Would a "perfect multiplier" be akin to a "perfect" ring modulator? If the carrier frequencies corresponded to the two fundamental frequencies being compared, the output frequency (sum and difference of/between the fundamentals) should be the beat frequency?

Thinking hurts. I hope I got it.  

Similar, but not quite the same.  The ring modulator takes in one analog channel A but uses the other channel B to switch its polarity at the output.  The analog input A is modulated by the switching which is no longer a single-frequency sine wave but a square wave.  The square wave contains the fundamental, 1/3 of the third harmonic, 1/5 of the fifth harmonic, 1/7 of the seventh harmonic etc.  The result is, you have the trig products of A and B, A and 3B, A and 5B etc. so you have A ± B, A ± 3B, A ± 5B, A ± 7B etc.  Some of these things are interesting musically but others may not be.  You can get some interesting effects with harmonics.  Everyone knows that if you double the frequency, you go up an octave, but not as many know that if you triple the frequency of a note, say A at 110 Hz, you get 330 Hz which is close but not quite equal to E 329.6 Hz on the evenly-tempered scale.  You then get subtle (and sometimes not so subtle) modulation caused by the difference frequency of 330 and 329.6 Hz, giving you a tremolo with a 0.4 Hz or 2.5 second period.  This would be noticeable if signal A was a chord with 110 Hz and some 329.6 Hz.

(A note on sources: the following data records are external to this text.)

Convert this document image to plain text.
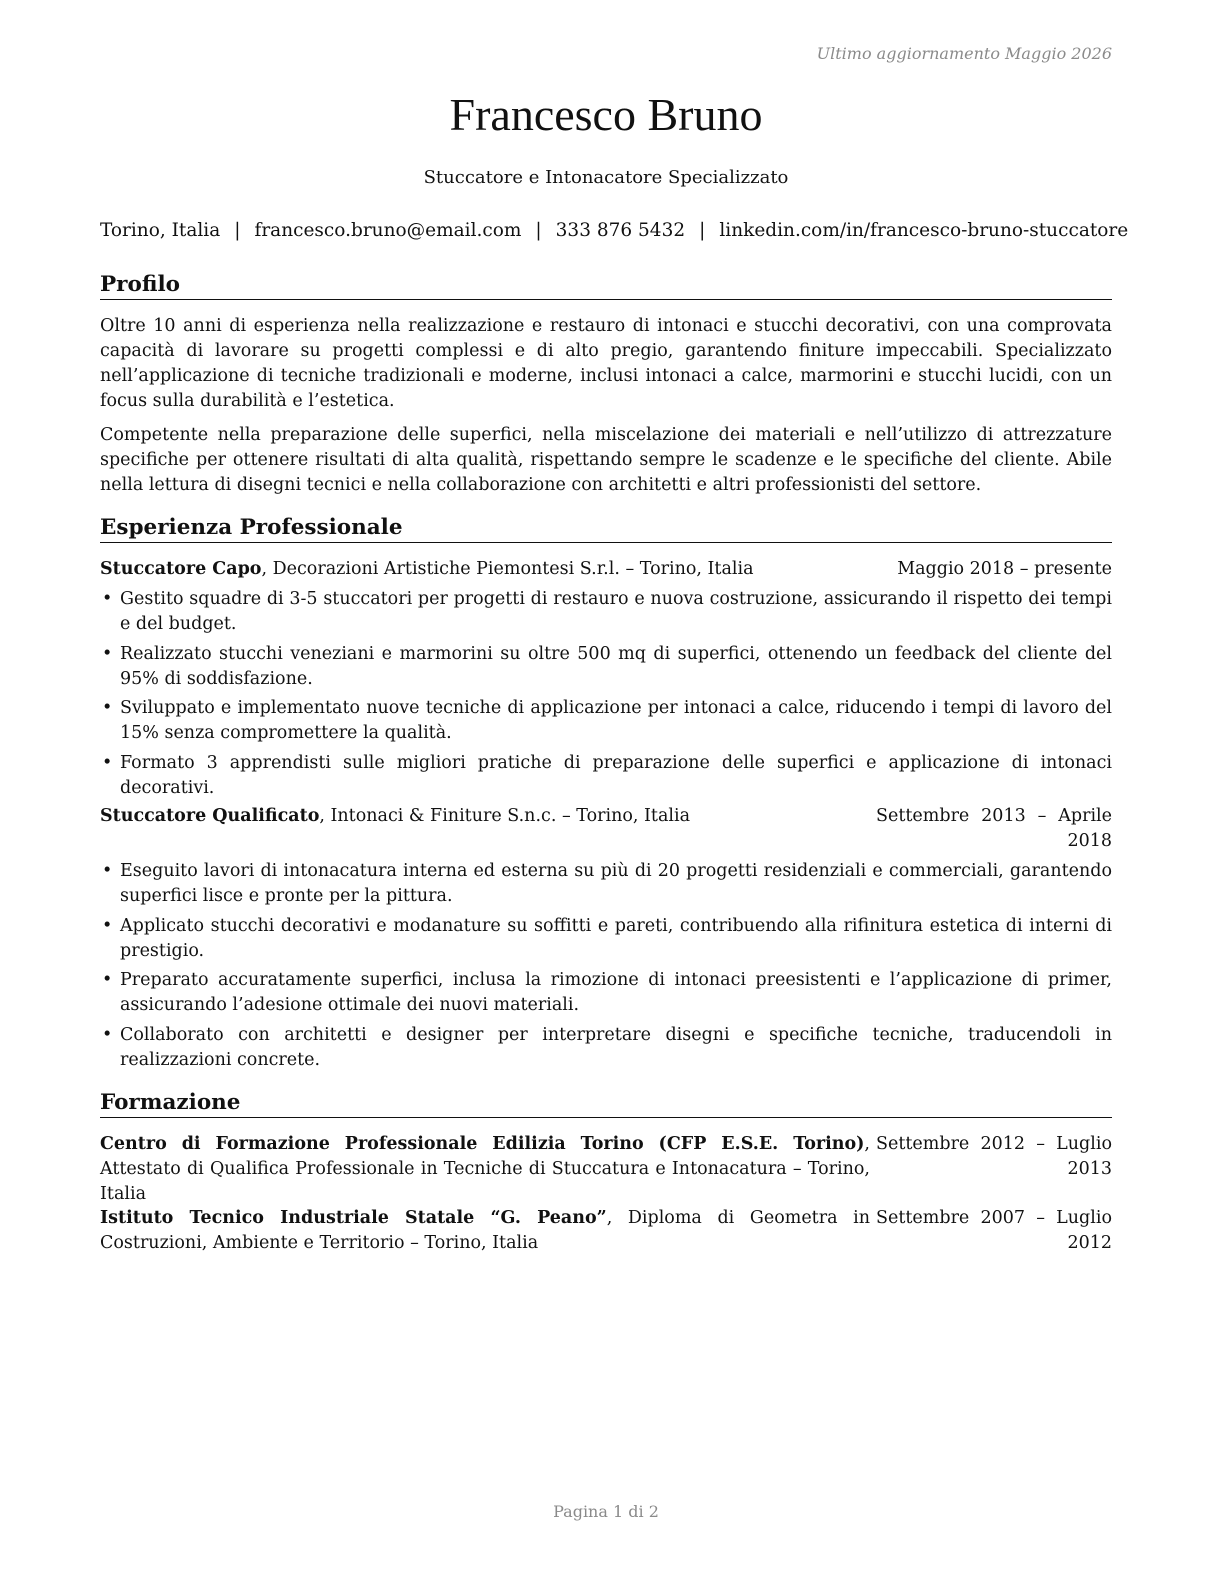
Ultimo aggiornamento Maggio 2026
Francesco Bruno
Stuccatore e Intonacatore Specializzato
Torino, Italia | francesco.bruno@email.com | 333 876 5432 | linkedin.com/in/francesco-bruno-stuccatore
Profilo

Oltre 10 anni di esperienza nella realizzazione e restauro di intonaci e stucchi decorativi, con una comprovata capacità di lavorare su progetti complessi e di alto pregio, garantendo finiture impeccabili. Specializzato nell’applicazione di tecniche tradizionali e moderne, inclusi intonaci a calce, marmorini e stucchi lucidi, con un focus sulla durabilità e l’estetica.

Competente nella preparazione delle superfici, nella miscelazione dei materiali e nell’utilizzo di attrezzature specifiche per ottenere risultati di alta qualità, rispettando sempre le scadenze e le specifiche del cliente. Abile nella lettura di disegni tecnici e nella collaborazione con architetti e altri professionisti del settore.

Esperienza Professionale
Stuccatore Capo, Decorazioni Artistiche Piemontesi S.r.l. – Torino, Italia	Maggio 2018 – presente
• Gestito squadre di 3-5 stuccatori per progetti di restauro e nuova costruzione, assicurando il rispetto dei tempi e del budget.
• Realizzato stucchi veneziani e marmorini su oltre 500 mq di superfici, ottenendo un feedback del cliente del 95% di soddisfazione.
• Sviluppato e implementato nuove tecniche di applicazione per intonaci a calce, riducendo i tempi di lavoro del 15% senza compromettere la qualità.
• Formato 3 apprendisti sulle migliori pratiche di preparazione delle superfici e applicazione di intonaci decorativi.
Stuccatore Qualificato, Intonaci & Finiture S.n.c. – Torino, Italia	Settembre 2013 – Aprile 2018
• Eseguito lavori di intonacatura interna ed esterna su più di 20 progetti residenziali e commerciali, garantendo superfici lisce e pronte per la pittura.
• Applicato stucchi decorativi e modanature su soffitti e pareti, contribuendo alla rifinitura estetica di interni di prestigio.
• Preparato accuratamente superfici, inclusa la rimozione di intonaci preesistenti e l’applicazione di primer, assicurando l’adesione ottimale dei nuovi materiali.
• Collaborato con architetti e designer per interpretare disegni e specifiche tecniche, traducendoli in realizzazioni concrete.
Formazione
Centro di Formazione Professionale Edilizia Torino (CFP E.S.E. Torino), Attestato di Qualifica Professionale in Tecniche di Stuccatura e Intonacatura – Torino, Italia
Settembre 2012 – Luglio 2013
Istituto Tecnico Industriale Statale “G. Peano”, Diploma di Geometra in Costruzioni, Ambiente e Territorio – Torino, Italia
Settembre 2007 – Luglio 2012
Pagina 1 di 2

Take an Advil and keep reading:

If you watch muscal instruments on a scope, you can lock the trigger on one part of the waveform and see other parts running back and forth since most musical instruments do not have a true harmonic relation between each other.  One item of test data I am familiar with is to pluck an acoustic guitar string at 300 Hz.  You will have partials (slightly off-frequency harmonics) at 595.4 Hz, 897 Hz, 1198.1 Hz and 1500 Hz.  The detuning effect of delivering energy to the hole under the strings in an acoustic guitar is greatest for the partials that put maximum deflection over the hole.  The ratios are 1.00, 1.985, 2.99, 3.984 and 5.00 in this case.  If the partials were actual harmonics, the sound would be like a low-grade electronic organ with dividers for each note.  We all know how non-musical that sounds.  It is the slight detuning of the partials from true harmonic multiples that make an instrument come alive with subtle nuanced beat notes that give it character.

[Jazznoise]

AmpTramp +1 for the acoustics theory.

The harmonicity of a string does mess with all of this a little. A guitar is a very complex source with alot of partials, so I tend to find fundamentals and 1st harmonics the easiest to play off of with a Ring Modulator. If you use a scale closely matched to the Harmonci Series like a Just Intonation Lydian Dominant (An ET Lydian Dominant will do fine) you'll find the sidebands are often quite harmonic and generate melodies of their own.

Which makes you wonder how we heard the harmonic series and made scales out of it, and how exactly is our brain relating this information back to itself!